LATASTE, MARIE. - Mistica, sorella coadiutrice delle Dame del S. Cuore, n. a Mimbaste (Landes) il 21 febbr. 1822, m. a Rennes il 10 maggio 1847. Subito dopo la prima Comunione sentì vivo trasporto per il Tabernacolo, e, dopo un periodo di turbamenti e aridità, dall'autunno 1839 al 1842 ebbe frequenti visioni mistiche e colloqui con il Salvatore. In tal modo, ella dice, conobbe le più alte verità teologiche. Nell'apr. 1844 entrò nel convento del S. Cuore di Parigi, fece il suo noviziato a Conflans, poi per motivi di salute fu trasferita a Rennes (9 maggio 1846), dove morì dopo aver emesso i voti.
In obbedienza al suo direttore spirituale, l'abbé Pierre Darbins, scrisse una serie di lettere (87), nello quali narra la sua vita e le sue esperienze interiori, e 14 opuscoletti di materia ascetico-teologica «per render conto di ciò che ogni giorno le veniva detto da Gesù».

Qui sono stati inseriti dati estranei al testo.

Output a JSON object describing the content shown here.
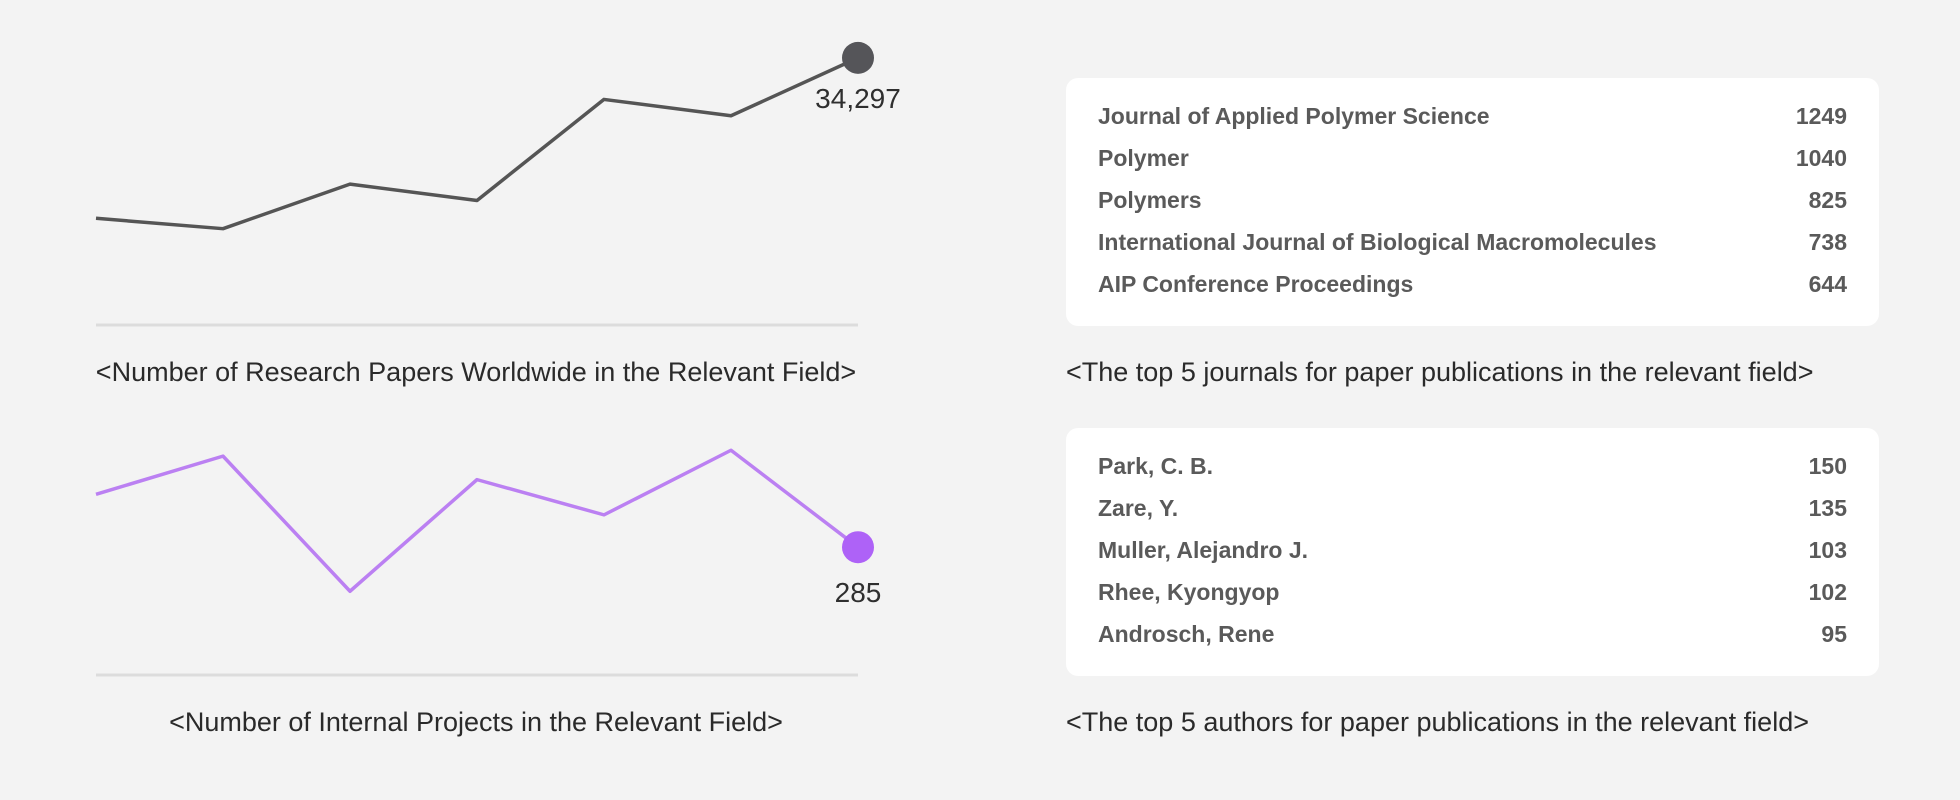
{
  "chart_data": [
    {
      "type": "line",
      "title": "<Number of Research Papers Worldwide in the Relevant Field>",
      "x": [
        1,
        2,
        3,
        4,
        5,
        6,
        7
      ],
      "values": [
        23500,
        22800,
        25800,
        24700,
        31500,
        30400,
        34297
      ],
      "ylim": [
        18000,
        35500
      ],
      "end_label": "34,297",
      "color": "#555555",
      "marker_color": "#555559"
    },
    {
      "type": "line",
      "title": "<Number of Internal Projects in the Relevant Field>",
      "x": [
        1,
        2,
        3,
        4,
        5,
        6,
        7
      ],
      "values": [
        303,
        316,
        270,
        308,
        296,
        318,
        285
      ],
      "ylim": [
        250,
        330
      ],
      "end_label": "285",
      "color": "#bb80f2",
      "marker_color": "#ae62f7"
    },
    {
      "type": "table",
      "title": "<The top 5 journals for paper publications in the relevant field>",
      "rows": [
        {
          "name": "Journal of Applied Polymer Science",
          "value": "1249"
        },
        {
          "name": "Polymer",
          "value": "1040"
        },
        {
          "name": "Polymers",
          "value": "825"
        },
        {
          "name": "International Journal of Biological Macromolecules",
          "value": "738"
        },
        {
          "name": "AIP Conference Proceedings",
          "value": "644"
        }
      ]
    },
    {
      "type": "table",
      "title": "<The top 5 authors for paper publications in the relevant field>",
      "rows": [
        {
          "name": "Park, C. B.",
          "value": "150"
        },
        {
          "name": "Zare, Y.",
          "value": "135"
        },
        {
          "name": "Muller, Alejandro J.",
          "value": "103"
        },
        {
          "name": "Rhee, Kyongyop",
          "value": "102"
        },
        {
          "name": "Androsch, Rene",
          "value": "95"
        }
      ]
    }
  ]
}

I suoi scritti furono variamente giudicati: P. Toulemont, Les écrits de M. L., in Etudes, nuova serie, 2 (1863), pp. 66-91, fu favorevole, mentre il rapporto di mons. de Ladoue al vescovo d'Aire Epivent (probabilmente 1863), pubblicato in Revue de Gascogne, 60 (1924), pp. 69-78, è molto sfavorevole.

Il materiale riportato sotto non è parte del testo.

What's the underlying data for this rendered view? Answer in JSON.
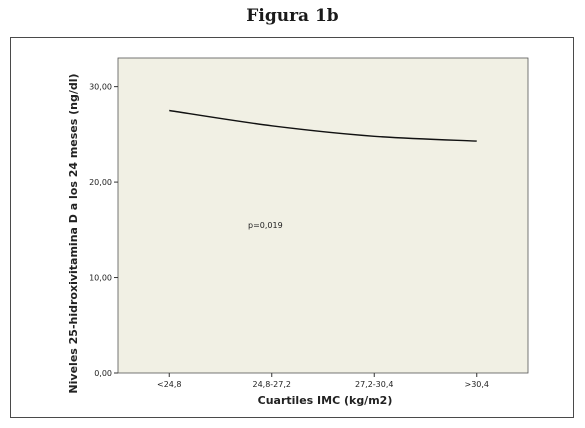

LAȚCU VODĂ. - Principe di Moldavia, figlio del fondatore del principato stesso, Bogdan Vodă. Salito sul trono nel 1365, m. nel 1373. A L. si riferiva Urbano V quando scriveva da Montefiascone il 24 luglio 1370 all'arcivescovo di Praga e ai vescovi di Bratislava e Cracovia che «robil vir Latco, dux Moldaviae» gli aveva comunicato il suo desiderio di farsi cattolico insieme al suo popolo e di ottenere che un suo borgo, Seret, ricevesse nome e dignità di città e un vescovo; il Papa incaricava i suddetti prelati di indagare e, in caso affermativo, costruire una cattedrale a Seret, mentre il paese doveva rimanere un ducato dipendente direttamente dalla S. Sede. In un'altra lettera il Papa disponeva che gli stessi tre vescovi indagassero anche sul candidato di Lațcu alla nuova sede vescovile. Andrea di Cracovia, e di ordinarlo; ciò che venne fatto.
Andrea era un religioso francescano di famiglia nobile, già confessore di Elisabetta, sorella di re Casimiro di Polonia. Sembra ch'egli non sia mai venuto in Moldavia e che neanche la cattedrale sia stata costruita. Sicuro è che non solo il popolo, ma persino la moglie e la figlia del principe, Anna e Anastasia, non hanno seguito l'esempio di L., a cui il papa Gregorio XI scriveva il 25 genn. 1372 di non lasciarsi trascinare dalla moglie rimasta pertinace nei suoi errori, ma neanche di separarsene, e che i loro figliuoli dovevano esser riconosciuti legittimi.
L. fu sepolto nella chiesa «ortodossa» di Radauti, accanto a suo padre che l'aveva fatta edificare.